# Общий раздел > Кулинария >  Пишем имеющиеся продукты и в ответ получаем рецепт!

## GRAF

Предлагаю выкладывать здесь наборы продуктов имеющихся в холодильнике  и получать в ответ рецепты которые можно сделать из них, так чтобы было быстро, вкусно и сытно!

----------


## Asteriks

Имеем 2 яйца, кетчуп, макороны, капусту - и всё!

----------


## GRAF

Варим макароны и за это время обжариваем капусту. Яйца взбиваем, можно добавить немного соды, после чего выкладываем макароны на сковороду и заливаем яйцами, жарим постоянно перемешивая до готовности.

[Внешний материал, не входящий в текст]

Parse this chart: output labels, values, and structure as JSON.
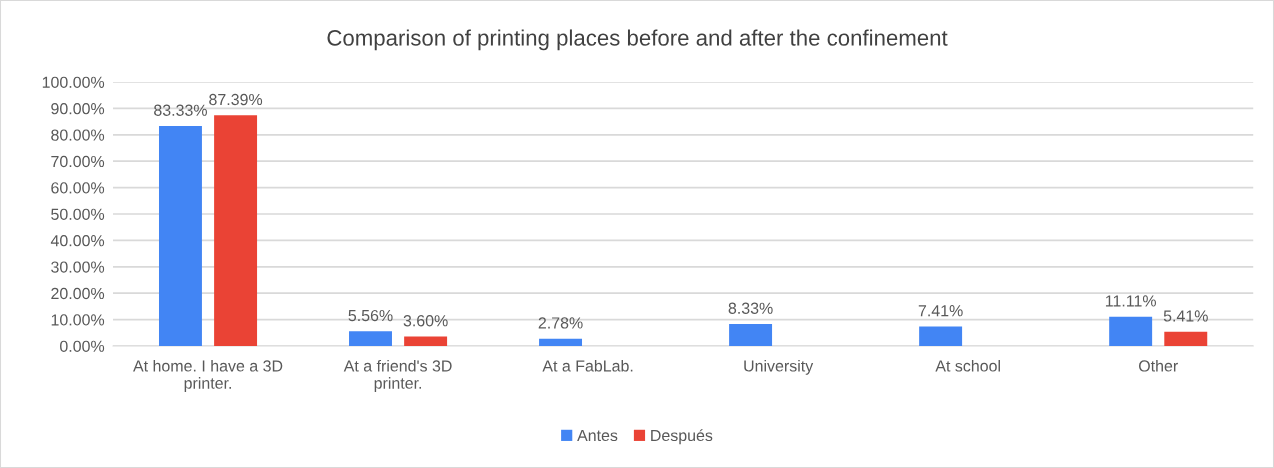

Берем тарелку с одно стороны жареная капуста, со второй "запеканка" из макарон политая кетчупом! Есть сторого горячим. Соль и специи по вкусу. Приятного аппетита!

----------


## Irina

А если в холодильнике только мышь повесилась т.к. есть нечего, а водка не по зубам?

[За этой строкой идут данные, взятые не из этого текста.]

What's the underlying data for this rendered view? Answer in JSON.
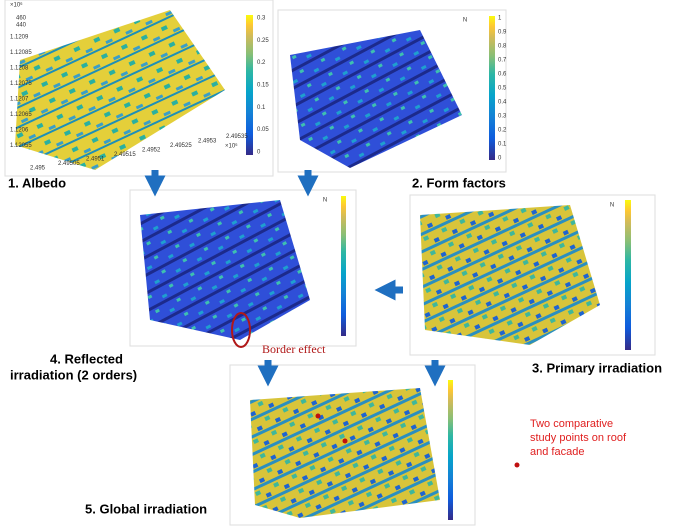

_Ирина добавил 30.11.2009 в 16:47_
Шучу, а вот с рецептами точно могу помочь, я думаю GRAF не против?

----------


## Asteriks

Сейчас проверим! Может, Графу такая помощница в самый раз?
Что у меня сегодня в холодильнике? Шампиньоны мороженые, яйца, сосиски (ой, скоро съедим, потому что любим могилёвские "Мишутки"), морковка, капуста, ягоды есть мороженые, пару мандаринок и свежие яблоки. Ещё есть майонез. Хлеб, батон, естественно. Кетчуп всегда есть. Ну вот! А, картошка есть.
Только не нужно всё сразу использовать, а то мышь уже верёвку мылит.

----------


## Irina

1. Шампиньоны обжарить, добавить к ним сосиски, соль, перец, залить взбитыми яйцами. 2. Сосиски натереть на крупной терке, добавить яйцо и 1ч.л майонеза,если есть сыр то и его туда же, смесь намазать на ломтики батона, сковороду с маслом разогреть и ломтики на нее начинкой вниз. 3. Яблоки разрезать пополам, вынуть сердцевину, посыпать сахаром, добавить ягоды и полить медом, в духовку минут на 10. Можно и посложнее рецепты если надо, но быстрее не значит хуже.

----------


## Asteriks

Замечательные рецепты, только я против смешивания шампиньонов с сосисками, сосиски убьют аромат от шампиньонов. И как-то мне яйцо к грибам не хочется. А с сосиской я так и делаю)) Про яблоки - ОТЛИЧНО! Буду пробовать.

----------


## Irina

Вместо сосисок можно подвареный картофель. хотя я сама люблю тоже просто шампиньоны.

----------


## Asteriks

Вот, спасибо, другое дело.

----------


## fIzdrin

огурцы,томатики,свекла да горох,
вот салатик,нате вам,лучше я не смог,  
ничего под водочку все и так пойдет,
эх,поднимим чарочку,опа новый год.

----------


## PatR!oT

капуста, морковь , лук ну и что можно добавить на ваше усмотрение  )))) просто хочется чегото легенького

----------